Le gouvernement Legault se réjouit : le déficit québécois fond de 2,8 milliards comme neige au printemps fiscal. Applaudissements dans les cabinets ministériels, chiffres rassurants brandis comme trophées de « bonne gestion ». Mais pendant que les comptables caquistes célèbrent leur révision à la baisse, les militant·es climatiques, les locataires chassé·es de leurs logements et les travailleur·euses de la santé se demandent : où est passé l’argent pour nos urgences vitales? Cette réduction comptable n’est pas une victoire, c’est le symptôme d’un gouvernement qui improvise ses grands projets pour ensuite se féliciter de ne pas avoir tout gaspillé. La vérité brutale : un déficit moins catastrophique que prévu ne transforme pas une gestion chaotique en modèle de rigueur.
Creusons sous le vernis des communiqués triomphants. Si l’écart budgétaire diminue, c’est largement parce que certains projets annoncés à grands renforts de conférences de presse n’ont jamais vraiment décollé — pensons aux milliards promis pour Nemaska Lithium ou aux ambitions pharaoniques de Northvolt. François Legault adore jouer au premier ministre-PDG, multipliant les annonces d’investissements supposément « historiques » sans évaluation sérieuse des risques ni consultation citoyenne. Résultat : quand ces châteaux de cartes industriels s’effondrent ou traînent en longueur, on se retrouve avec des enveloppes non dépensées. Ce n’est pas de la prudence budgétaire, c’est de l’incompétence déguisée en bonne fortune comptable.
Pendant ce temps, nos véritables priorités crèvent de sous-financement chronique. Les listes d’attente en santé mentale explosent, le réseau de transport collectif suffoque faute d’investissements structurants, et la transition écologique — celle qui devrait mobiliser chaque dollar disponible — reste au stade des pieux discours. Quand Eric Girard, ministre des Finances, se pavane devant un déficit réduit, il oublie de mentionner les milliards qui manquent pour isoler nos bâtiments, décarboner notre économie ou simplement garantir un toit abordable à des milliers de familles. L’argent non dépensé dans des projets industriels mal ficelés aurait pu sauver des vies, protéger des écosystèmes, construire une société plus juste. Au lieu de ça, il sert d’argument électoral creux.

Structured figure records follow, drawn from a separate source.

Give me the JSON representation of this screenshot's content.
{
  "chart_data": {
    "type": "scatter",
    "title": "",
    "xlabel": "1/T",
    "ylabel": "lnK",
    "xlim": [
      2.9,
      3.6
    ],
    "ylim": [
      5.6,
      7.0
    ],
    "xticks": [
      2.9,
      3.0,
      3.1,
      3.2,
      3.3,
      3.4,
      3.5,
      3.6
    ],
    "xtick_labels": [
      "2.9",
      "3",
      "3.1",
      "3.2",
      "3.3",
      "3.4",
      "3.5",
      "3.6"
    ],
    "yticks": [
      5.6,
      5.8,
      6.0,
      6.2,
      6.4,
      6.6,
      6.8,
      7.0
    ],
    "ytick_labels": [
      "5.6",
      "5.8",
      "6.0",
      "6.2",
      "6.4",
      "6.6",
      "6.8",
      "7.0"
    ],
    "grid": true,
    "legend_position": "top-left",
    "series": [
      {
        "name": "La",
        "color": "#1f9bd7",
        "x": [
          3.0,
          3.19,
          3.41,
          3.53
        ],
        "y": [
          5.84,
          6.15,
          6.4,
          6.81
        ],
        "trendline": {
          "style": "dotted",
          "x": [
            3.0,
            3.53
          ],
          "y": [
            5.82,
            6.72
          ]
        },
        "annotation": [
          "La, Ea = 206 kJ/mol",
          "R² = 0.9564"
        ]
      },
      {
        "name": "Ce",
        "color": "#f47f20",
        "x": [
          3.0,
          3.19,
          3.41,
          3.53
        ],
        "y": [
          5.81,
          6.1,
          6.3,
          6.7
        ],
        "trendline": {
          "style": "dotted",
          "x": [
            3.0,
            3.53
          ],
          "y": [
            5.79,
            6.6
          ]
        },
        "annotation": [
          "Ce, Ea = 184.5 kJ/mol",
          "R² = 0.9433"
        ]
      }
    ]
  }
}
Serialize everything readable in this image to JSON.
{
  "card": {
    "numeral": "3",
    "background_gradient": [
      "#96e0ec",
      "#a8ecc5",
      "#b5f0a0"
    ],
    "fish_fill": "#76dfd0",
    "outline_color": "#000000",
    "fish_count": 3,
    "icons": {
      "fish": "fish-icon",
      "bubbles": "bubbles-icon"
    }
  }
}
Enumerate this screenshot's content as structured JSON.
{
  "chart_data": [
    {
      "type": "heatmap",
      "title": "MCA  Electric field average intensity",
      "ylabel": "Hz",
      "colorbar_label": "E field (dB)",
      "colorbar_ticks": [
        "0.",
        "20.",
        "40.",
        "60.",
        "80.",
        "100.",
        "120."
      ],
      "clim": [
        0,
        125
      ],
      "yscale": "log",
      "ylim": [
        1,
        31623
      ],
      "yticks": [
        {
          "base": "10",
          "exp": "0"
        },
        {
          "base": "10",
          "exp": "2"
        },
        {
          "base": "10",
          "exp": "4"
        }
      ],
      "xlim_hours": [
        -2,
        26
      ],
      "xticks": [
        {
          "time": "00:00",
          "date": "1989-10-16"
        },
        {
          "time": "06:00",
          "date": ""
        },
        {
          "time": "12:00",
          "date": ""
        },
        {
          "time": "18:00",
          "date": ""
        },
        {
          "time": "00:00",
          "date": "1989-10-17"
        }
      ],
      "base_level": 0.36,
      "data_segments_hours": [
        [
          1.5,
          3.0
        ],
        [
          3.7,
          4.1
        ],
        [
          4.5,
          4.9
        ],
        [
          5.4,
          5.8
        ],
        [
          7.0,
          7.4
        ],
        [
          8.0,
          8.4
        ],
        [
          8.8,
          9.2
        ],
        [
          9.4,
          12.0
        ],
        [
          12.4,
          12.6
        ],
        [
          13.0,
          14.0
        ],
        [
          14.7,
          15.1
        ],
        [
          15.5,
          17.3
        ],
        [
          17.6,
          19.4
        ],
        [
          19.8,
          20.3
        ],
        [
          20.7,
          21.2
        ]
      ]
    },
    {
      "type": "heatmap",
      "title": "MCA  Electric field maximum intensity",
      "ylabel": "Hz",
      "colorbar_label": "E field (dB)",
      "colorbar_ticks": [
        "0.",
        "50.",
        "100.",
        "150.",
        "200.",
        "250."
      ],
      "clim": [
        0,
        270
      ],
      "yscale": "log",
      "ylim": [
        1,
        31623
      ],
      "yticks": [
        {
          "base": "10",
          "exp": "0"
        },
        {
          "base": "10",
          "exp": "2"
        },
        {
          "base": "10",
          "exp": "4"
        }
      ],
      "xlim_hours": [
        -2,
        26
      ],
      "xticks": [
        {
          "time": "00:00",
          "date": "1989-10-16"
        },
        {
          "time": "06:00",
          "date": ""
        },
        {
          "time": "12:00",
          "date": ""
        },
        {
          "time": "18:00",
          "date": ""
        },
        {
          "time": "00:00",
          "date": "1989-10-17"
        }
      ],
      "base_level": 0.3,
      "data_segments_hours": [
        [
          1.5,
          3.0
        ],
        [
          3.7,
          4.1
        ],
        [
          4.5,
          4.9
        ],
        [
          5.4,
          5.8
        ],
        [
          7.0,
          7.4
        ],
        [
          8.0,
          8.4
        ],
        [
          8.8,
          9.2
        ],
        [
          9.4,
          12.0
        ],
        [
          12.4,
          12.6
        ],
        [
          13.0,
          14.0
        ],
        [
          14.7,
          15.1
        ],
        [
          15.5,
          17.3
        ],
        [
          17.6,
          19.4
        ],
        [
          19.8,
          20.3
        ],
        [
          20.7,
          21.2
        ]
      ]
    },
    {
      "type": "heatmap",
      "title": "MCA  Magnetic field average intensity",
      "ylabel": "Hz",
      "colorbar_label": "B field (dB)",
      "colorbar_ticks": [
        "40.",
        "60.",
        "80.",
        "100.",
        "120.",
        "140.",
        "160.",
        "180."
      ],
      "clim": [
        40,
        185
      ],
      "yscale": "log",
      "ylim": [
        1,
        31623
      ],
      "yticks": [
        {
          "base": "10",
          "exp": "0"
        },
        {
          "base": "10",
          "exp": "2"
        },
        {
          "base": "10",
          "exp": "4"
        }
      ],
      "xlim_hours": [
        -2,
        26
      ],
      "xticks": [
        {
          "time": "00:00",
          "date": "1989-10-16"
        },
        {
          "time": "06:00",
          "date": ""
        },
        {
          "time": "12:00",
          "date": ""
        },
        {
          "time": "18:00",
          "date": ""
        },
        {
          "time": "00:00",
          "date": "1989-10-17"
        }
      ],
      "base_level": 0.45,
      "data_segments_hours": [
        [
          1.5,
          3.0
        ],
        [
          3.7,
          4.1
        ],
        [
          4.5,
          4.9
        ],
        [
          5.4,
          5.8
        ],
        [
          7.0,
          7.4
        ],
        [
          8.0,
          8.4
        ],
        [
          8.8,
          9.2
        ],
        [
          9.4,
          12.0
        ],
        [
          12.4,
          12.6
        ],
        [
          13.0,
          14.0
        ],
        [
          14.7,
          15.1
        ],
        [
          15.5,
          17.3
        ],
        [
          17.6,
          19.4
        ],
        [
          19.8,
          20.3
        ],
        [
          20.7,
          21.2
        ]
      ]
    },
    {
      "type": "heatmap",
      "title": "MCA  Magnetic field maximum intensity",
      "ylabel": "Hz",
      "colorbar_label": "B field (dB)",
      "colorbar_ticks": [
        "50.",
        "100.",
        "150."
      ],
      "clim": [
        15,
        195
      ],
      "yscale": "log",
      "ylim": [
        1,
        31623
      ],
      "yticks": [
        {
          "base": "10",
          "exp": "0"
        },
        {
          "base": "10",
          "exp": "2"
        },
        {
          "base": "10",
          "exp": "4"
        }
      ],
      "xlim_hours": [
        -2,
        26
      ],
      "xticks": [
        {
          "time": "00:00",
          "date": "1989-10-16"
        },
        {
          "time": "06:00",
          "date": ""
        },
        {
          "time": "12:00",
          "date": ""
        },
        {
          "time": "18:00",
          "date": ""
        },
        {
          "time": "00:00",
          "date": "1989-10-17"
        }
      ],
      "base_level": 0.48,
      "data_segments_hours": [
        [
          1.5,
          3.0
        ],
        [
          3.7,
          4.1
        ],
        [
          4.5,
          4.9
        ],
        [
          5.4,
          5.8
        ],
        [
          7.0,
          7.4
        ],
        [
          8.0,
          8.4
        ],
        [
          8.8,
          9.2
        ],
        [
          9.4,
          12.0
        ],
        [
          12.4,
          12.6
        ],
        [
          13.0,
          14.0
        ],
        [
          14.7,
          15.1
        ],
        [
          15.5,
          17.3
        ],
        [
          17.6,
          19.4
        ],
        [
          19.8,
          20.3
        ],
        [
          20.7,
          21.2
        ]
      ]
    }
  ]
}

Ce que révèle cette histoire de déficit « dégonflé », c’est l’absence totale de vision cohérente à Québec. La CAQ gouverne au gré des modes économiques — un jour le lithium, le lendemain l’hydrogène, toujours avec la même arrogance technocratique — sans jamais soumettre ces paris risqués à un débat démocratique sérieux. Les communautés autochtones dont les territoires sont convoités pour ces méga-projets? Consultées pour la forme. Les expert·es en économie écologique qui sonnent l’alarme? Ignoré·es. Les jeunes qui manifestent pour une planification budgétaire alignée sur les limites planétaires? Traité·es en enfants gâté·es. Cette improvisation budgétaire n’est pas neutre : elle reflète un choix politique — celui de privilégier les fantasmes extractivistes aux besoins réels de la population.
Alors oui, réduire un déficit peut être positif si cela découle d’une gestion rigoureuse et transparente. Mais célébrer cette correction comme une victoire, c’est insulter notre intelligence collective. Nous avons besoin d’une budgétisation radicalement différente : participative, écologique, centrée sur le bien-être plutôt que sur les mirages industriels. Chaque dollar public devrait être soumis au test de la justice sociale et climatique. Combien d’emplois verts crée-t-on? Combien de tonnes de GES évite-t-on? Combien de logements sociaux finance-t-on? Le vrai déficit du Québec n’est pas comptable — il est démocratique, éthique, écologique. Et celui-là, aucun tour de passe-passe ministériel ne le fera disparaître.